Nous nous proposons aussi d’étudier l’influence de l’ubiquitinylation et plus particulièrement de la monoubiquitinylation sur la liaison à l’ADN de Erm notamment par des approches de modifications in vitro en lysats de réticulocytes déplétés pour la molécule d’ubiquitine où cette dernière serait remplacée par la forme mutante empêchant la polyubiquitinylation.

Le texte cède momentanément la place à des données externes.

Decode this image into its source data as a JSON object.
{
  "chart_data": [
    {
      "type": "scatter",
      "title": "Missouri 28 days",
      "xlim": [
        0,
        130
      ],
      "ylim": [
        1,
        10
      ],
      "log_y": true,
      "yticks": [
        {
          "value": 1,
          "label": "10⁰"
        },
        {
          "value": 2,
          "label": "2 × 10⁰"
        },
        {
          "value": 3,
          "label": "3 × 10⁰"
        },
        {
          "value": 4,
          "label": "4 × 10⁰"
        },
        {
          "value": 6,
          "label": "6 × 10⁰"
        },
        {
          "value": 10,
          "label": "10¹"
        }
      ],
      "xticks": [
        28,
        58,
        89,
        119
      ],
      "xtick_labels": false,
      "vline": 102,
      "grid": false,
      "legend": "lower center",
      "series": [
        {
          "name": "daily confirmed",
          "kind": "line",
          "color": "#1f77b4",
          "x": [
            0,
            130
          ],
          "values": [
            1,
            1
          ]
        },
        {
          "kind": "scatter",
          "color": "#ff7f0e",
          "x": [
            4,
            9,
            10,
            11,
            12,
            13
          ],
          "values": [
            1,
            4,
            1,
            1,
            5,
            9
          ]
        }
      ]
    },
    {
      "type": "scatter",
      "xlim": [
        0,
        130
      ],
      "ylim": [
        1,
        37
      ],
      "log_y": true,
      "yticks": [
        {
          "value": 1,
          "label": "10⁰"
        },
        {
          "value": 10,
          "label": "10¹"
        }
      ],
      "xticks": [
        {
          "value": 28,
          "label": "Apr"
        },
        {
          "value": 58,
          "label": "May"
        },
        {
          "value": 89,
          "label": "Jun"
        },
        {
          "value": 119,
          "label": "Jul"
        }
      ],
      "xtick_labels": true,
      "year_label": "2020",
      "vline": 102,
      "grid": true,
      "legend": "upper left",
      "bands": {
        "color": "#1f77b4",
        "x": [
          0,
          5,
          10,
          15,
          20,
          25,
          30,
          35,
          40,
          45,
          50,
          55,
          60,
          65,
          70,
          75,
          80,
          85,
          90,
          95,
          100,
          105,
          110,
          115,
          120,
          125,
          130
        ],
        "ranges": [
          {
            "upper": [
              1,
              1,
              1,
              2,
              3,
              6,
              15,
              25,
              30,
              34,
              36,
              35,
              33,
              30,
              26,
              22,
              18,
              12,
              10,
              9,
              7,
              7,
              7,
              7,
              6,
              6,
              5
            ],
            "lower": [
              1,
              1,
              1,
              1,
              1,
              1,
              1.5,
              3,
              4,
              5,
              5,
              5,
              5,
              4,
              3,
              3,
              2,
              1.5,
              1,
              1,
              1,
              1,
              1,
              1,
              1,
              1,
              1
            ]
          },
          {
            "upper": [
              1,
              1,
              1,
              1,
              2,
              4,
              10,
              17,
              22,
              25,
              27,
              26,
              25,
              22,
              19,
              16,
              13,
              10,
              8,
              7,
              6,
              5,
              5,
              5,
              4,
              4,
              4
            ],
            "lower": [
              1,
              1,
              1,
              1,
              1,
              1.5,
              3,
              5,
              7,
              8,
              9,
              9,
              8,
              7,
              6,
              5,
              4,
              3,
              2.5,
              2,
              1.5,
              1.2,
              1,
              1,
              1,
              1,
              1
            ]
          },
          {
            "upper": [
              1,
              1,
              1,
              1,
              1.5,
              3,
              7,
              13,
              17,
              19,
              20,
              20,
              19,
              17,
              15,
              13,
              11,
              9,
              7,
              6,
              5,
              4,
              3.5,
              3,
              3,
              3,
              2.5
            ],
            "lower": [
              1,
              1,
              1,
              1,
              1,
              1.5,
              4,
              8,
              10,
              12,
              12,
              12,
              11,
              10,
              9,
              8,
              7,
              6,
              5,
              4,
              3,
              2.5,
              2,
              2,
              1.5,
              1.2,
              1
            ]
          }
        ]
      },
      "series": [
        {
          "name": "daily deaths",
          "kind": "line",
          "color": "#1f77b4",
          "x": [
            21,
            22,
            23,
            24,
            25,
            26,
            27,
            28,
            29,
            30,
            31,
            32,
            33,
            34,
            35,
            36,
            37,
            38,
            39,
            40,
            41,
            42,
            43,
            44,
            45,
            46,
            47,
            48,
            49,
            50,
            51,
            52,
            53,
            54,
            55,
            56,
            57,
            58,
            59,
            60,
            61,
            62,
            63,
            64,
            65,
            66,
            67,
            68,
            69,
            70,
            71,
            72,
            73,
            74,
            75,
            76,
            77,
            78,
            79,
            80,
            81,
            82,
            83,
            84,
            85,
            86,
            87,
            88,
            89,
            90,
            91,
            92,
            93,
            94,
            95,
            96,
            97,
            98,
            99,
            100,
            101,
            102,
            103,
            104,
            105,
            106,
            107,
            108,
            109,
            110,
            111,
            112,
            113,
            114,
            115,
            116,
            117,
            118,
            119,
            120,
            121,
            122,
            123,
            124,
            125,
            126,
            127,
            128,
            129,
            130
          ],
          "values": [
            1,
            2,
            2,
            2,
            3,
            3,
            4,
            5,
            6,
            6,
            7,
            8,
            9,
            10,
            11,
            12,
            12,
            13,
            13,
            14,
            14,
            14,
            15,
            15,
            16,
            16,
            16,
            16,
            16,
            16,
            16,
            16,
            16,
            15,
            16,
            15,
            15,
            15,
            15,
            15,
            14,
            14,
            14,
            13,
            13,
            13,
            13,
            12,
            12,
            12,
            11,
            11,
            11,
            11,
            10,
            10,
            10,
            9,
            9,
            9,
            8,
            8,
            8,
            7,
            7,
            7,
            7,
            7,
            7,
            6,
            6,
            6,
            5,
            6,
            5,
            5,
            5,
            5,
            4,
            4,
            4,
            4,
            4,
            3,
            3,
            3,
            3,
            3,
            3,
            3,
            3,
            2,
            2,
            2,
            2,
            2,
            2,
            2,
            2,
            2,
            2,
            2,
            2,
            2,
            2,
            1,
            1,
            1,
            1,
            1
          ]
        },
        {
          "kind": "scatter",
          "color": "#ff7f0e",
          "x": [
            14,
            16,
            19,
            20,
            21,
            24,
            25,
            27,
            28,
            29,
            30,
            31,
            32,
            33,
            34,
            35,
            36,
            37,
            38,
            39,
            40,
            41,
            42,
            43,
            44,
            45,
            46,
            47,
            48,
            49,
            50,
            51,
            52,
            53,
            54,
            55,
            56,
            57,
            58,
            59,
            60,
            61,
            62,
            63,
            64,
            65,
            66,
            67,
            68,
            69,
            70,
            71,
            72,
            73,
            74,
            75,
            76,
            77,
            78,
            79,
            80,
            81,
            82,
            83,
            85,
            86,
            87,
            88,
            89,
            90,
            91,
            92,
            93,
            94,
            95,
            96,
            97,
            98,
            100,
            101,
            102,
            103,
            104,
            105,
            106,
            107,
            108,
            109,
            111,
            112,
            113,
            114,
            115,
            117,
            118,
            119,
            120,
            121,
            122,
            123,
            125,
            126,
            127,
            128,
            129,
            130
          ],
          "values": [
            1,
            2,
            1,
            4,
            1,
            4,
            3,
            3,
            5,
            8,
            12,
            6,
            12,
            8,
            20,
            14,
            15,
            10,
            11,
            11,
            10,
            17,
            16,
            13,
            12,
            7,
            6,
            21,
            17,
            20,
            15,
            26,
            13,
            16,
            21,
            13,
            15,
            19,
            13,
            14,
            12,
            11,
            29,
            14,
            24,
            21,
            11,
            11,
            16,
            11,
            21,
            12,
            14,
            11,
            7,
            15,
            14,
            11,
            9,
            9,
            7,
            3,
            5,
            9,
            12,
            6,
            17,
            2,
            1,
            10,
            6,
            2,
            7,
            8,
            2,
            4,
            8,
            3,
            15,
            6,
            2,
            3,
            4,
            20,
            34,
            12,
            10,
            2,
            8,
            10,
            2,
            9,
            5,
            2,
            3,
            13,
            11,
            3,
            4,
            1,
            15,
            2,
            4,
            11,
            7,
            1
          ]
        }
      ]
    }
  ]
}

Enfin, nous avons débuté, sans succès, la cristallogenèse de la protéine Erm. Pour l’instant, nous n’avons pas encore identifié les conditions optimales quant à la formation d’un cristal. Ceci peut s’expliquer, par la tendance qu’à la protéine à s’agréger à de fortes concentrations, par le fait qu’une relativement grande proportion de la protéine semble ne pas être structurée, et très probablement par le fait que cette protéine est très instable (cf. le travail sur l’ubiquitinylation). Aussi, il nous semble intéressant d’investiguer la possible implication des modifications post-traductionnelles ciblant ce facteur de transcription et plus particulièrement le CIDD dans sa structuration. Nous proposons donc d’effectuer des analyses différentielles de ce domaine modifié post-traductionnellement in vitro par dichroïsme circulaire et spectrométrie infrarouge. Ce type d’expérience a déjà permis la mise en évidence, comme dans le cas de la β-caténine, d’une différence de conformation entre les formes phosphorylées ou non de la protéine (Megy et al., 2005) mais aussi, comme dans le cas de la protéine tau, la mise en évidence de l’apparition d’une hélice de polyproline suite à son hyperphosphorylation (Bielska and Zondlo, 2006). Nous envisageons aussi de réaliser la cristallogenèse de la forme modifiée post-traductionnellement ou non de cette portion de protéine. Une telle approche a déjà pu mettre en évidence que l’influence de la sumoylation sur l’activité de la thymine DNA glycosylase passe par un changement conformationnel de cette protéine (Steinacher and Schar, 2005; Baba et al., 2006).